Commensal bacteria regulate Toll-like receptor 3–dependent inflammation after skin injury

Abstract

Gallo and his colleagues report that commensal bacteria on the skin help to dampen inflammation caused by skin injury in mice. They show that, after wounding, necrotic cells release RNA that triggers TLR3 on keratinocytes, causing inflammatory cytokine release. Commensal bacteria in the skin suppress this inflammatory response through triggering TLR2 on the keratinocytes. The normal microflora of the skin includes staphylococcal species that will induce inflammation when present below the dermis but are tolerated on the epidermal surface without initiating inflammation. Here we reveal a previously unknown mechanism by which a product of staphylococci inhibits skin inflammation.

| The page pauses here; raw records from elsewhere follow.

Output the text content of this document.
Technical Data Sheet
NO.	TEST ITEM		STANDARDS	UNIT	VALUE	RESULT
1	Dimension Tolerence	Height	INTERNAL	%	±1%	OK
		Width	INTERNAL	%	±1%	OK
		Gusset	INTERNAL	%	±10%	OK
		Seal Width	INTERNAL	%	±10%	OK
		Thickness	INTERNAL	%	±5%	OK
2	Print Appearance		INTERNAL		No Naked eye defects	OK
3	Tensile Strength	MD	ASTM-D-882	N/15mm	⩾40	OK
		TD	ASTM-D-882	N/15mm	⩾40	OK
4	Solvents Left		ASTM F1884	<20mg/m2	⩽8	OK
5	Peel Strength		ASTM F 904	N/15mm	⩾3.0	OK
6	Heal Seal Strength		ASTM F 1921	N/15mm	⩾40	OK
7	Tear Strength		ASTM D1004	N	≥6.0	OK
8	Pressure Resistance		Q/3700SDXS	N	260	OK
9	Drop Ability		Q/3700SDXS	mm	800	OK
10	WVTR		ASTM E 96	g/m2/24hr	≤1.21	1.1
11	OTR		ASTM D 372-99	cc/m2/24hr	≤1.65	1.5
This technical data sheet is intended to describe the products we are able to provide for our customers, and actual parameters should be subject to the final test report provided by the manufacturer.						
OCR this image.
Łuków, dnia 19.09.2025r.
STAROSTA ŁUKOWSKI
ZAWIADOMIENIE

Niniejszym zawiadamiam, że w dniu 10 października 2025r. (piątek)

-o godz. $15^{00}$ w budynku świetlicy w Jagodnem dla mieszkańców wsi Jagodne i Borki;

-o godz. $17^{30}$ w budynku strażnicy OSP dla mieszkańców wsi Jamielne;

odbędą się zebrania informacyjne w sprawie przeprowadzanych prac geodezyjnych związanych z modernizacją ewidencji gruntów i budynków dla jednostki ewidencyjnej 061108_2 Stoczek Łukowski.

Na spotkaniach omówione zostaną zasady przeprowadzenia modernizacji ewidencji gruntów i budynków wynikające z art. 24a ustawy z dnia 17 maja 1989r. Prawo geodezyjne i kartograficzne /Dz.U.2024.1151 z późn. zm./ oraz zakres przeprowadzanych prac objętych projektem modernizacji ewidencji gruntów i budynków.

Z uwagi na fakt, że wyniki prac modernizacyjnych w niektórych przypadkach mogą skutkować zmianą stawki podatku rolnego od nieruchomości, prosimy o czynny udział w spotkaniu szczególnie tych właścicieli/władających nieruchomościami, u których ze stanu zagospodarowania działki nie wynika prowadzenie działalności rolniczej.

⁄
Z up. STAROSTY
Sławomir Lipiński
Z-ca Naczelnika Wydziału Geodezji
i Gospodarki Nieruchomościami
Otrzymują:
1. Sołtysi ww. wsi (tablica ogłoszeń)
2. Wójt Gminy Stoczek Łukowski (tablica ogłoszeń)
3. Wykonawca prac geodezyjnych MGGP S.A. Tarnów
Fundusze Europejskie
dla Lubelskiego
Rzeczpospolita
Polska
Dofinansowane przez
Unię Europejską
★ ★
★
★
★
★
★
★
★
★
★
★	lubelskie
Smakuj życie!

This inhibition is mediated by staphylococcal lipoteichoic acid (LTA) and acts selectively on keratinocytes triggered through Toll-like receptor 3(TLR3). We show that TLR3 activation is required for normal inflammation after injury and that keratinocytes require TLR3 to respond to RNA from damaged cells with the release of inflammatory cytokines. Staphylococcal LTA inhibits both inflammatory cytokine release from keratinocytes and inflammation triggered by injury through a TLR2-dependent mechanism. To our knowledge, these findings show for the first time that the skin epithelium requires TLR3 for normal inflammation after wounding and that the microflora can modulate specific cutaneous inflammatory responses.